Playing with functions of positive type, classical and quantum

TL;DR

This paper explores functions of positive type in classical and quantum contexts, linking them to phase-space representations of states and introducing classical-quantum semigroups with implications for quantum dynamics.

Contribution

It introduces a unified framework for classical and quantum functions of positive type and develops classical-quantum semigroups with physical relevance.

Findings

Functions of positive type correspond to classical and quantum states via Fourier transforms.

Quantum positive type functions relate to Wigner distributions through a quantum Bochner theorem.

Classical-quantum semigroups model quantum dynamics influenced by classical noise.

Abstract

A function of positive type can be defined as a positive functional on a convolution algebra of a locally compact group.
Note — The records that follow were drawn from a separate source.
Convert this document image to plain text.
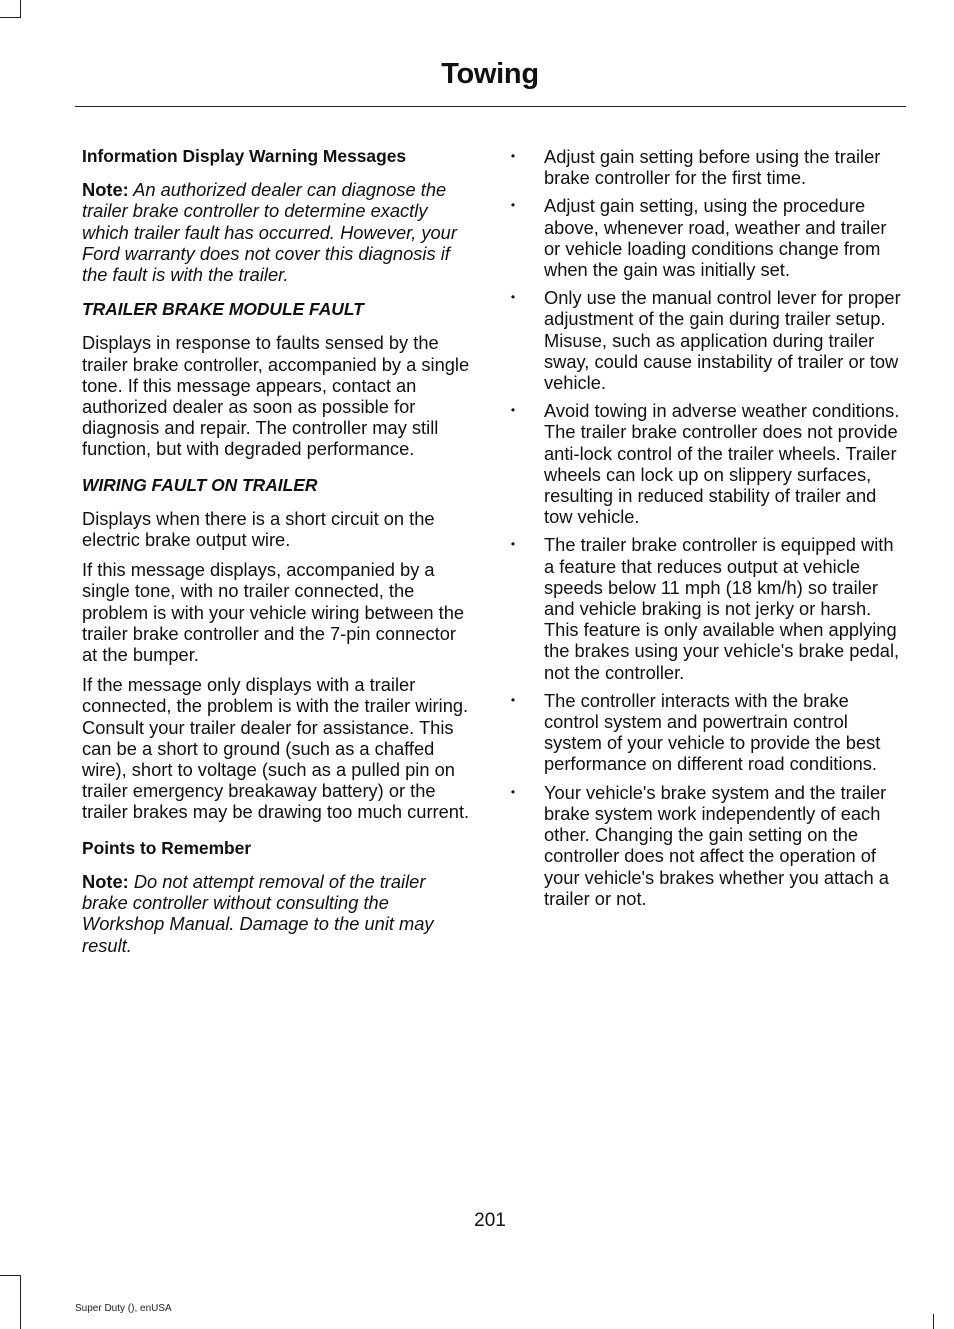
Towing
Information Display Warning Messages
Note: An authorized dealer can diagnose the trailer brake controller to determine exactly which trailer fault has occurred. However, your Ford warranty does not cover this diagnosis if the fault is with the trailer.
TRAILER BRAKE MODULE FAULT
Displays in response to faults sensed by the trailer brake controller, accompanied by a single tone. If this message appears, contact an authorized dealer as soon as possible for diagnosis and repair. The controller may still function, but with degraded performance.
WIRING FAULT ON TRAILER
Displays when there is a short circuit on the electric brake output wire.
If this message displays, accompanied by a single tone, with no trailer connected, the problem is with your vehicle wiring between the trailer brake controller and the 7-pin connector at the bumper.
If the message only displays with a trailer connected, the problem is with the trailer wiring. Consult your trailer dealer for assistance. This can be a short to ground (such as a chaffed wire), short to voltage (such as a pulled pin on trailer emergency breakaway battery) or the trailer brakes may be drawing too much current.
Points to Remember
Note: Do not attempt removal of the trailer brake controller without consulting the Workshop Manual. Damage to the unit may result.
• Adjust gain setting before using the trailer brake controller for the first time.
• Adjust gain setting, using the procedure above, whenever road, weather and trailer or vehicle loading conditions change from when the gain was initially set.
• Only use the manual control lever for proper adjustment of the gain during trailer setup. Misuse, such as application during trailer sway, could cause instability of trailer or tow vehicle.
• Avoid towing in adverse weather conditions. The trailer brake controller does not provide anti-lock control of the trailer wheels. Trailer wheels can lock up on slippery surfaces, resulting in reduced stability of trailer and tow vehicle.
• The trailer brake controller is equipped with a feature that reduces output at vehicle speeds below 11 mph (18 km/h) so trailer and vehicle braking is not jerky or harsh. This feature is only available when applying the brakes using your vehicle's brake pedal, not the controller.
• The controller interacts with the brake control system and powertrain control system of your vehicle to provide the best performance on different road conditions.
• Your vehicle's brake system and the trailer brake system work independently of each other. Changing the gain setting on the controller does not affect the operation of your vehicle's brakes whether you attach a trailer or not.
201
Super Duty (), enUSA
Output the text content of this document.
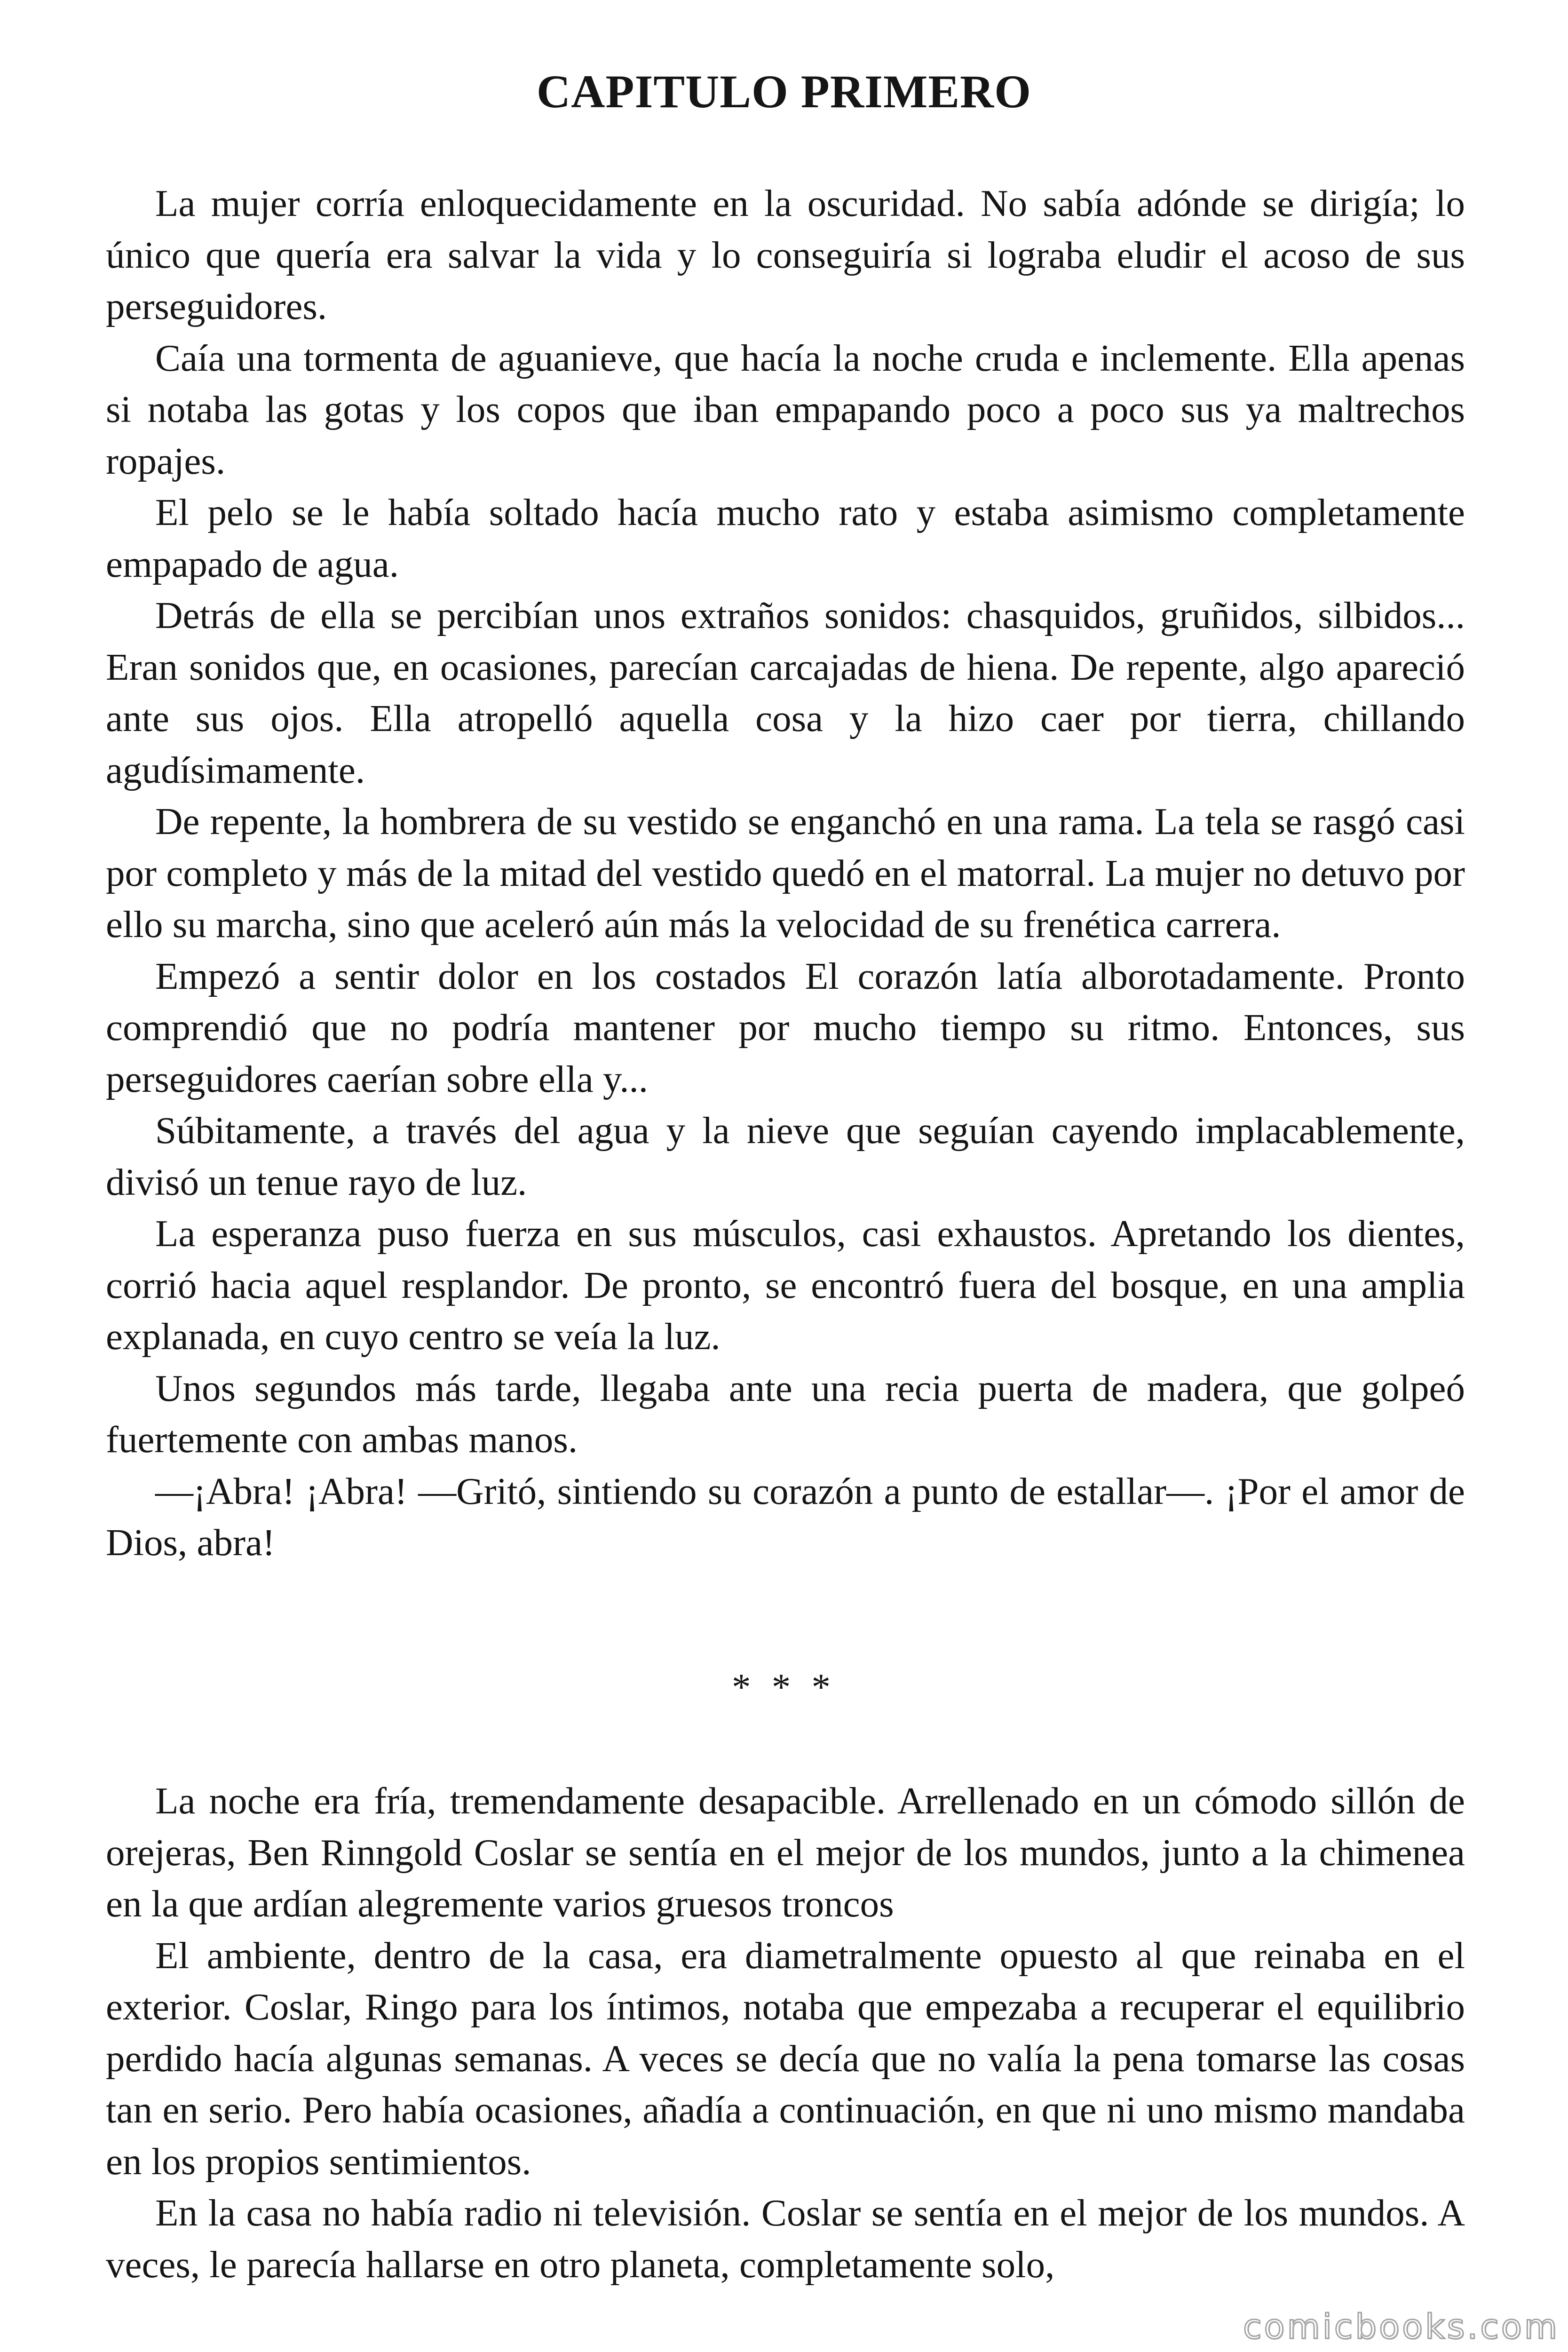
CAPITULO PRIMERO

La mujer corría enloquecidamente en la oscuridad. No sabía adónde se dirigía; lo único que quería era salvar la vida y lo conseguiría si lograba eludir el acoso de sus perseguidores.

Caía una tormenta de aguanieve, que hacía la noche cruda e inclemente. Ella apenas si notaba las gotas y los copos que iban empapando poco a poco sus ya maltrechos ropajes.

El pelo se le había soltado hacía mucho rato y estaba asimismo completamente empapado de agua.

Detrás de ella se percibían unos extraños sonidos: chasquidos, gruñidos, silbidos... Eran sonidos que, en ocasiones, parecían carcajadas de hiena. De repente, algo apareció ante sus ojos. Ella atropelló aquella cosa y la hizo caer por tierra, chillando agudísimamente.

De repente, la hombrera de su vestido se enganchó en una rama. La tela se rasgó casi por completo y más de la mitad del vestido quedó en el matorral. La mujer no detuvo por ello su marcha, sino que aceleró aún más la velocidad de su frenética carrera.

Empezó a sentir dolor en los costados El corazón latía alborotadamente. Pronto comprendió que no podría mantener por mucho tiempo su ritmo. Entonces, sus perseguidores caerían sobre ella y...

Súbitamente, a través del agua y la nieve que seguían cayendo implacablemente, divisó un tenue rayo de luz.

La esperanza puso fuerza en sus músculos, casi exhaustos. Apretando los dientes, corrió hacia aquel resplandor. De pronto, se encontró fuera del bosque, en una amplia explanada, en cuyo centro se veía la luz.

Unos segundos más tarde, llegaba ante una recia puerta de madera, que golpeó fuertemente con ambas manos.

—¡Abra! ¡Abra! —Gritó, sintiendo su corazón a punto de estallar—. ¡Por el amor de Dios, abra!

* * *

La noche era fría, tremendamente desapacible. Arrellenado en un cómodo sillón de orejeras, Ben Rinngold Coslar se sentía en el mejor de los mundos, junto a la chimenea en la que ardían alegremente varios gruesos troncos

El ambiente, dentro de la casa, era diametralmente opuesto al que reinaba en el exterior. Coslar, Ringo para los íntimos, notaba que empezaba a recuperar el equilibrio perdido hacía algunas semanas. A veces se decía que no valía la pena tomarse las cosas tan en serio. Pero había ocasiones, añadía a continuación, en que ni uno mismo mandaba en los propios sentimientos.

En la casa no había radio ni televisión. Coslar se sentía en el mejor de los mundos. A veces, le parecía hallarse en otro planeta, completamente solo,

comicbooks.com
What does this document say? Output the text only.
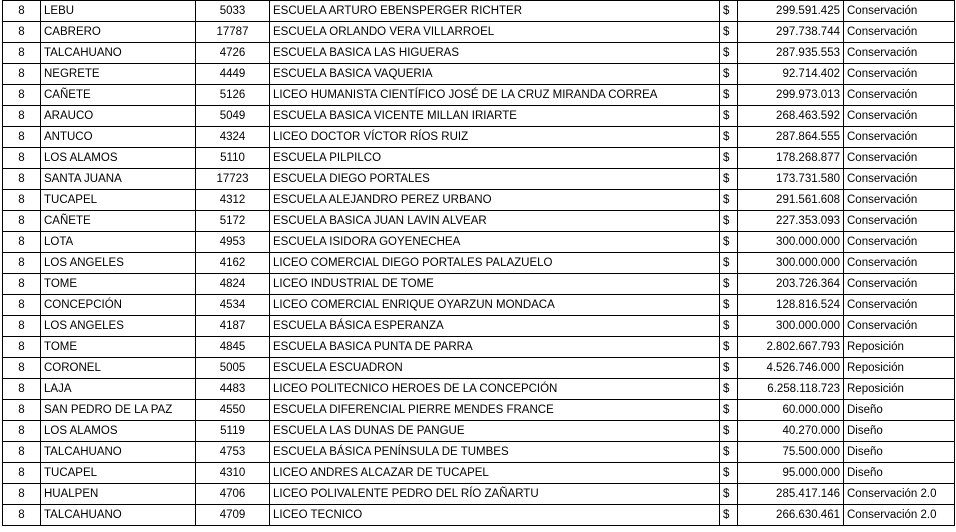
8	LEBU	5033	ESCUELA ARTURO EBENSPERGER RICHTER	$	299.591.425	Conservación
8	CABRERO	17787	ESCUELA ORLANDO VERA VILLARROEL	$	297.738.744	Conservación
8	TALCAHUANO	4726	ESCUELA BASICA LAS HIGUERAS	$	287.935.553	Conservación
8	NEGRETE	4449	ESCUELA BASICA VAQUERIA	$	92.714.402	Conservación
8	CAÑETE	5126	LICEO HUMANISTA CIENTÍFICO JOSÉ DE LA CRUZ MIRANDA CORREA	$	299.973.013	Conservación
8	ARAUCO	5049	ESCUELA BASICA VICENTE MILLAN IRIARTE	$	268.463.592	Conservación
8	ANTUCO	4324	LICEO DOCTOR VÍCTOR RÍOS RUIZ	$	287.864.555	Conservación
8	LOS ALAMOS	5110	ESCUELA PILPILCO	$	178.268.877	Conservación
8	SANTA JUANA	17723	ESCUELA DIEGO PORTALES	$	173.731.580	Conservación
8	TUCAPEL	4312	ESCUELA ALEJANDRO PEREZ URBANO	$	291.561.608	Conservación
8	CAÑETE	5172	ESCUELA BASICA JUAN LAVIN ALVEAR	$	227.353.093	Conservación
8	LOTA	4953	ESCUELA ISIDORA GOYENECHEA	$	300.000.000	Conservación
8	LOS ANGELES	4162	LICEO COMERCIAL DIEGO PORTALES PALAZUELO	$	300.000.000	Conservación
8	TOME	4824	LICEO INDUSTRIAL DE TOME	$	203.726.364	Conservación
8	CONCEPCIÓN	4534	LICEO COMERCIAL ENRIQUE OYARZUN MONDACA	$	128.816.524	Conservación
8	LOS ANGELES	4187	ESCUELA BÁSICA ESPERANZA	$	300.000.000	Conservación
8	TOME	4845	ESCUELA BASICA PUNTA DE PARRA	$	2.802.667.793	Reposición
8	CORONEL	5005	ESCUELA ESCUADRON	$	4.526.746.000	Reposición
8	LAJA	4483	LICEO POLITECNICO HEROES DE LA CONCEPCIÓN	$	6.258.118.723	Reposición
8	SAN PEDRO DE LA PAZ	4550	ESCUELA DIFERENCIAL PIERRE MENDES FRANCE	$	60.000.000	Diseño
8	LOS ALAMOS	5119	ESCUELA LAS DUNAS DE PANGUE	$	40.270.000	Diseño
8	TALCAHUANO	4753	ESCUELA BÁSICA PENÍNSULA DE TUMBES	$	75.500.000	Diseño
8	TUCAPEL	4310	LICEO ANDRES ALCAZAR DE TUCAPEL	$	95.000.000	Diseño
8	HUALPEN	4706	LICEO POLIVALENTE PEDRO DEL RÍO ZAÑARTU	$	285.417.146	Conservación 2.0
8	TALCAHUANO	4709	LICEO TECNICO	$	266.630.461	Conservación 2.0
In the case where the group is abelian, by Bochner's theorem a function of positive type is, up to normalization, the Fourier transform of a probability measure. Therefore, considering the group of translations on phase space, a suitably normalized phase-space function of positive type can be regarded as a realization of a classical state. Thus, it may be called a function of classical positive type. Replacing the ordinary convolution on phase space with the twisted convolution, one obtains a noncommutative algebra of functions whose positive functionals we may call functions of quantum positive type. In fact, by a quantum version of Bochner's theorem, a continuous function of quantum positive type is, up to normalization, the (symplectic) Fourier transform of a Wigner quasi-probability distribution; hence, it can be regarded as a phase-space realization of a quantum state. Playing with functions of positive type, classical and quantum, one is led in a natural way to consider a class of semigroups of operators, the classical-quantum semigroups. The physical meaning of these mathematical objects is unveiled via quantization, so obtaining a class of quantum dynamical semigroups that, borrowing terminology from quantum information science, may be called classical-noise semigroups.